Vincent surprised her then by glancing down at his coffee, then tossing it in a nearby garbage can.

She skidded to a halt. “Did you just throw away coffee? Expensive coffee?”

He lifted a shoulder. “It’s six p.m.”

“And that’s stopped you from guzzling caffeine since… when?”

He stared at her for several long seconds, and she cradled her coffee to her chest protectively. “Well I’m not throwing out mine.”

Vincent didn’t seem to hear her. “Do you want to grab a beer?”

It was a casual question.

Nothing special. They’d grabbed drinks a thousand times before after the end of their shift, sometimes without even discussing it. They would just wordlessly find themselves in the same restaurant, sharing a drink or two.

But there was something different tonight. A nervousness, as though he’d been thinking about the question for a while.

It was as though he was afraid she was going to say no. Afraid she was going to choose phone sex with Tom over drinks with him.

Jill glanced down at her coffee. Took one last big sip, then stepped around Vin, dropped the cup in the trash can behind him, and smiled. “Absolutely.”

He didn’t smile back, but his eyes crinkled in the corners, and that was something.

No, not just something. It was a big something.

“Everything okay with you?” Jill asked as she got into the passenger seat. Vincent liked to drive, and she didn’t mind one bit. Driving in the city made her crazy.

“Yeah. Why?” he asked.

“I dunno. You’ve been strange since I’ve gotten back.”

“So, like all of twenty-four hours?”

She studied him.

He gave her a quick glance across the car. “Quit it.”

“Quit what?”

“Staring at me.”

“I’m not staring.”

“You’re looking at me without blinking with those big old eyes. It’s staring.”

She continued to look at him, deliberately trying not to blink now, just to annoy him. “You never told me what you’ve been up to.”

“Huh?”

“While I was gone,” she explained with what she thought was admirable patience. “What did you do? Give me the highlights. Any new women or new restaurants discovered? Did you get that weird squeak in your heater fixed? I mean, three months passed. You must have done something.”

“Three months where you were off getting engaged, you mean.”

His statement hung between them for several moments, although she didn’t really understand why.

“Yeah. Like that.” Her voice was just the tiniest bit touchy, but she really wasn’t loving the way he acted pissed about the fact that she was getting married.

It’s not like she was expecting him to go dress shopping with her or be the one to give her something borrowed, but Vincent Moretti was…

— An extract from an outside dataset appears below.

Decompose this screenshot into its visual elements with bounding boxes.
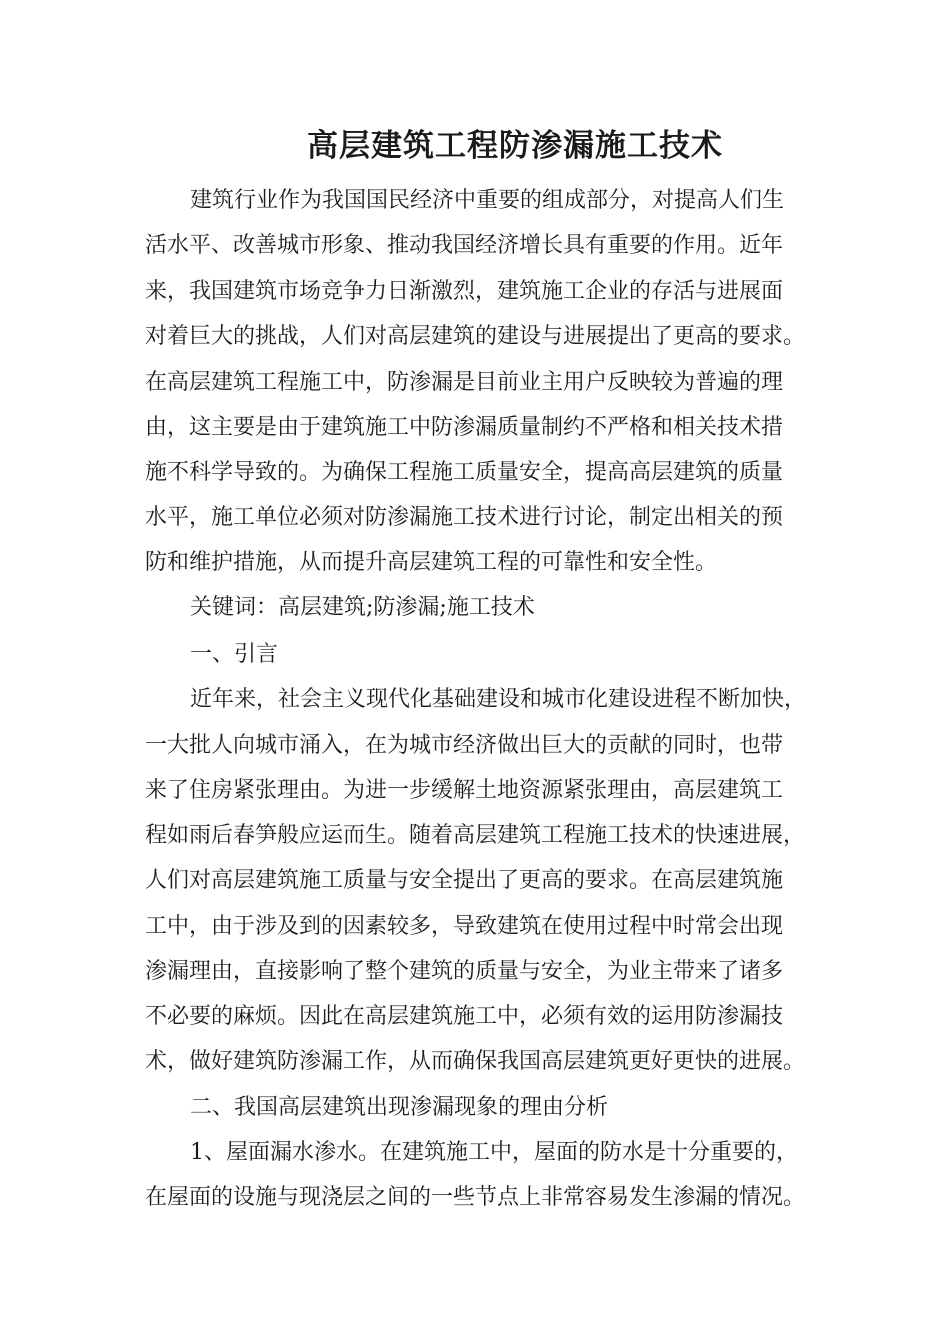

He was her best friend. Not in the traditional sense, of course. He was closed-off and irritable, and most of the time he acted like he didn’t even like her. But over the years, they’d become partners in more than just the work-together kind of way.

They were like two halves of… something.

Or at least they had been. There seemed to be a rift now, and Jill was oddly desperate to fix it.

“I didn’t do much,” he muttered finally. “Watched a lot of football. Fixed the heater myself, because my landlord’s useless.”

She noticed he didn’t answer her question about women, and she should probably just let it go, but… she didn’t.

“Did you date?”

He glanced across her again before easily parallel parking into a spot directly across from one of their favorite pubs on the Lower East Side.